Hot Weather Safety Tips

Hot Weather Safety Tips

Stay safe while gardening this summer with our hot weather safety tips.

Our gardens need tending to, even as heat levels rise over the summer.  It’s important to protect yourself from heat-related illness, so use these tips from Costa Farms Nurse Practitioner Neyvi Medina.

Educate Yourself on the Symptoms

First off, Neyvi says it’s important to be able to recognize the signs of heat-related illness so you can take action to prevent your body from overheating.

  • Heavy Sweating: It might seem obvious since we naturally sweat when we’re hot, but your body is telling you something if you’re sweating a lot more than usual.
  • Rash: You might develop heat rash (also called prickly heat) if you’re sweating but the sweat isn’t able to evaporate or your sweat glands become blocked. This leads to inflammation and bumps or blisters. It’s especially common where clothing rubs against the skin or crevices like armpits or your groin.
  • Cramps: You might suffer from heat cramps if you’re sweating profusely and not replenishing water and electrolytes.
  • Headache, Nausea, or Dizziness: These may be signs of heat exhaustion, where your body is generating more heat than it’s able to release and starting to suffer from dehydration.
  • Not Sweating: It can be hard to tell if your body has stopped sweating, but if you’re no longer sweating, you may be on the verge of or suffering from heat stroke.

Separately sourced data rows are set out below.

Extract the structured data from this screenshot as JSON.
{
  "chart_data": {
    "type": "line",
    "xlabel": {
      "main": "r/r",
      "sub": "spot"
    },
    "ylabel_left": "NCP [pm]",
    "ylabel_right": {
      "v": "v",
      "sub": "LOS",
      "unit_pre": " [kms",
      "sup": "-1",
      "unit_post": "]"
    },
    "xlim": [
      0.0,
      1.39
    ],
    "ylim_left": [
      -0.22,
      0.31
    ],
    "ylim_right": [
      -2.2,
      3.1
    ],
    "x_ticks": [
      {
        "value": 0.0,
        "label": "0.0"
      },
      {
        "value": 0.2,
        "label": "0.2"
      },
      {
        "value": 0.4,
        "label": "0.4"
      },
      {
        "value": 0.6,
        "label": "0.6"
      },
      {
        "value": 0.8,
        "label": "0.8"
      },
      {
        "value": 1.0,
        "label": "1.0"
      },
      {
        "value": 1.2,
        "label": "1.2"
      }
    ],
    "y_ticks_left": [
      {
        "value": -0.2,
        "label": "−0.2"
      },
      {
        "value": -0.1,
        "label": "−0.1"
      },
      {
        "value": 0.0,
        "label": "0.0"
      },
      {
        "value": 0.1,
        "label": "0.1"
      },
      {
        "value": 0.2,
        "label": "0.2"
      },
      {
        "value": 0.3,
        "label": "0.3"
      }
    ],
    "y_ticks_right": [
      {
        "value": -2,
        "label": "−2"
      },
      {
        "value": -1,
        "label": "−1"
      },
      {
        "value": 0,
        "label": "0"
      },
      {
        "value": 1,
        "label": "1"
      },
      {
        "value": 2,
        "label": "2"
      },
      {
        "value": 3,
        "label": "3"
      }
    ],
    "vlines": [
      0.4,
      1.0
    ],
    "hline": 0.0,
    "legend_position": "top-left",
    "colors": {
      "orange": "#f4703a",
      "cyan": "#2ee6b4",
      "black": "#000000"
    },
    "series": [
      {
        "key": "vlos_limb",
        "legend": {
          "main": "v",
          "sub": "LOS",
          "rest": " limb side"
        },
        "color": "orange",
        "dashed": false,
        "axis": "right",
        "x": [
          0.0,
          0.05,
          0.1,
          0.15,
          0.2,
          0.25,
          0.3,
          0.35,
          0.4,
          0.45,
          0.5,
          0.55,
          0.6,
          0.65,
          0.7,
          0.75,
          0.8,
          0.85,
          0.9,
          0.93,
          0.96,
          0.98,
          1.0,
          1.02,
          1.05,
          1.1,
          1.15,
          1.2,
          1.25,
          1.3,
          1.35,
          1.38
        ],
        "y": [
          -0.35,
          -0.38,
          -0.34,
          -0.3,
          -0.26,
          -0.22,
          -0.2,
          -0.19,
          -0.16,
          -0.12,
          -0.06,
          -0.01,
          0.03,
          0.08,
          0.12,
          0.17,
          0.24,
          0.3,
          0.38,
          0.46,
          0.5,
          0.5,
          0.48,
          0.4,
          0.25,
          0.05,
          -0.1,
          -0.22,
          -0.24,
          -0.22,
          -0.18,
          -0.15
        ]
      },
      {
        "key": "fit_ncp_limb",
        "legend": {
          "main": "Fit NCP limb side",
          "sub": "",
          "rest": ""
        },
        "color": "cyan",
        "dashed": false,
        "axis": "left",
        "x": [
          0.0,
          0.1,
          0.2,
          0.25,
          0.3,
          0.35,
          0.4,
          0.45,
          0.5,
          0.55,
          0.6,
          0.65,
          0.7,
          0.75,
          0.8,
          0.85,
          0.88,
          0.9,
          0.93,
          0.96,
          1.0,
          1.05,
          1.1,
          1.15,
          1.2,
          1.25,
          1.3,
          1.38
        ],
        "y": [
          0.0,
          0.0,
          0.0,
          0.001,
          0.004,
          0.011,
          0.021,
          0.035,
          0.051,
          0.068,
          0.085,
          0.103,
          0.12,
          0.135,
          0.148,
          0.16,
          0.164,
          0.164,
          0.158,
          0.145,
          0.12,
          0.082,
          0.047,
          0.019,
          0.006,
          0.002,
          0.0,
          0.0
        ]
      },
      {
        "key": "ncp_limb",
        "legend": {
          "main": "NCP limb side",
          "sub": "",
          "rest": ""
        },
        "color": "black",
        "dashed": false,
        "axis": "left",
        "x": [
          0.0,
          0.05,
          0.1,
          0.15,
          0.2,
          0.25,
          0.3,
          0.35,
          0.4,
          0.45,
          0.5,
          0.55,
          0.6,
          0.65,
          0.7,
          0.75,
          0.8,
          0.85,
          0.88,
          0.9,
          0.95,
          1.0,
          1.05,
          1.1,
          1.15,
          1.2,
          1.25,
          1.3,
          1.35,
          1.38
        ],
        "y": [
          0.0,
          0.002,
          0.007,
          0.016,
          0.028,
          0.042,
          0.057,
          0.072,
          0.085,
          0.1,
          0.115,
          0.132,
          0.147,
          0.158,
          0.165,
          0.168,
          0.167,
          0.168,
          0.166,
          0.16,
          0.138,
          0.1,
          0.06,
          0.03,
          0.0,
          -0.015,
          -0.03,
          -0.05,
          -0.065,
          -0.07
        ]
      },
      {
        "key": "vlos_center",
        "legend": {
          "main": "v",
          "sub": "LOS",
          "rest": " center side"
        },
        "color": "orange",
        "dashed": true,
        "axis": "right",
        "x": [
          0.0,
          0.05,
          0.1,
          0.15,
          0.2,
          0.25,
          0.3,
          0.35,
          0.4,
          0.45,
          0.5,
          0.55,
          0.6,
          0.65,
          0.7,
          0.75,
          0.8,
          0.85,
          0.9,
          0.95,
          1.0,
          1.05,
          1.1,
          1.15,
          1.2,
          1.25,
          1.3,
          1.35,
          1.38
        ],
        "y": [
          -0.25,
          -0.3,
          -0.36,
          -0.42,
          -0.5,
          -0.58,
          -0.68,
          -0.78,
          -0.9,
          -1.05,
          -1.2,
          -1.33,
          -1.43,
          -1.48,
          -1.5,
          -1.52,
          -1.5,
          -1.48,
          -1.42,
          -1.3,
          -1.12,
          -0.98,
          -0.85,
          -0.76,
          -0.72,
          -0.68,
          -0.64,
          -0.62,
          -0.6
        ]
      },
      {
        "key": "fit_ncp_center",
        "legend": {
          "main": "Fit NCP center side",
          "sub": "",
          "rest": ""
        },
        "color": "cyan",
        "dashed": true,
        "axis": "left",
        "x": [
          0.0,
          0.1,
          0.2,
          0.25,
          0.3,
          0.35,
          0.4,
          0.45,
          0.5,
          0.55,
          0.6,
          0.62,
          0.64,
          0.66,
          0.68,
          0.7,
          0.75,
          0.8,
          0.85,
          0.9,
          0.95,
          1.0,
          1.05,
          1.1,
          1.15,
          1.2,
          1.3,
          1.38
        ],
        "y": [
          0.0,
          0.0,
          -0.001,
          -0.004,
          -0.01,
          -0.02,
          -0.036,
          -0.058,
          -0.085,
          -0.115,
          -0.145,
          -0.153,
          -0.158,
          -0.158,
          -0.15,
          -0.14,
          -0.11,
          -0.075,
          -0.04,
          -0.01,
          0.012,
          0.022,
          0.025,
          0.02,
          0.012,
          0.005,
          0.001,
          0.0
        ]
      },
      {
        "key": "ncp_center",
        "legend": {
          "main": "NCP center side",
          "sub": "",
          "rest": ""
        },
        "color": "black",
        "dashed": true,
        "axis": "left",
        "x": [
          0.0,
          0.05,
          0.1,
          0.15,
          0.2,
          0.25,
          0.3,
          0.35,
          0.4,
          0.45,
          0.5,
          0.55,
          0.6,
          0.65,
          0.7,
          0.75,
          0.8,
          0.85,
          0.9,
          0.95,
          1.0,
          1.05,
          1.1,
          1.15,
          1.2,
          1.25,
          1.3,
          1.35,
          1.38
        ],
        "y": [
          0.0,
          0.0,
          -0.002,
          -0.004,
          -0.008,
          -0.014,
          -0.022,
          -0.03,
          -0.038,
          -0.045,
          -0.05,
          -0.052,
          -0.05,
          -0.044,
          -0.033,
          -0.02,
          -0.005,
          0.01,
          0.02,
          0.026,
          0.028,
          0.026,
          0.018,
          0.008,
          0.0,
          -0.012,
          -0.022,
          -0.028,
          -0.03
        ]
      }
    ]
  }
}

Be Aware of Factors that Can Contribute to Heat Illness

  • Temperature and humidity levels are the most obvious factors that can affect your susceptibility to heat illness, but they’re not the only ones. Neyvi recommends considering other factors like:
  • Alcohol, Sugar, or Caffeine Intake: These compounds may increase your risk of dehydration, particularly in the heat. Reducing sugar, caffeine, and/or alcohol before you’re about to go out gardening (and after, as you recover) on a hot day can be helpful. And though you may want an extra boost, it’s wise to avoid energy drinks.
  • Acclimatization: It can make a difference based on what your body is used to if you’re working on a typically hot day for your area versus if your area is experiencing hotter-than-average temperatures from a sudden heatwave.
  • Medication Use: Some medications (even over-the-counter drugs like cold medicine, which can increase dehydration) may increase the risk for heat illness.

Rest Under Shade and Hydrate (R.U.S.H.)

Here at Costa Farms, we let our team take breaks whenever they feel they need it—and you should do the same. It’s best to take a break in the shade or in air conditioning and drink water at least once every 15 to 30 minutes while you’re actively working when the temperature is over 90F. Nevyi advises drinking a quart or so of water per hour as you work.

If you have the opportunity, plan to do the hardest physical activity during the cooler morning and evening hours of the day or when the area you’ll be working in is shaded.

Keep your skin safe by using sunscreen before you go out. If you’re sweating profusely, you may need to reapply it as you work. Wearing a hat can help shade your face, ears, and neck to protect them from the sun and its heating rays.

Wearing light-color clothing can also be helpful; light colors reflect heat while dark colors absorb heat.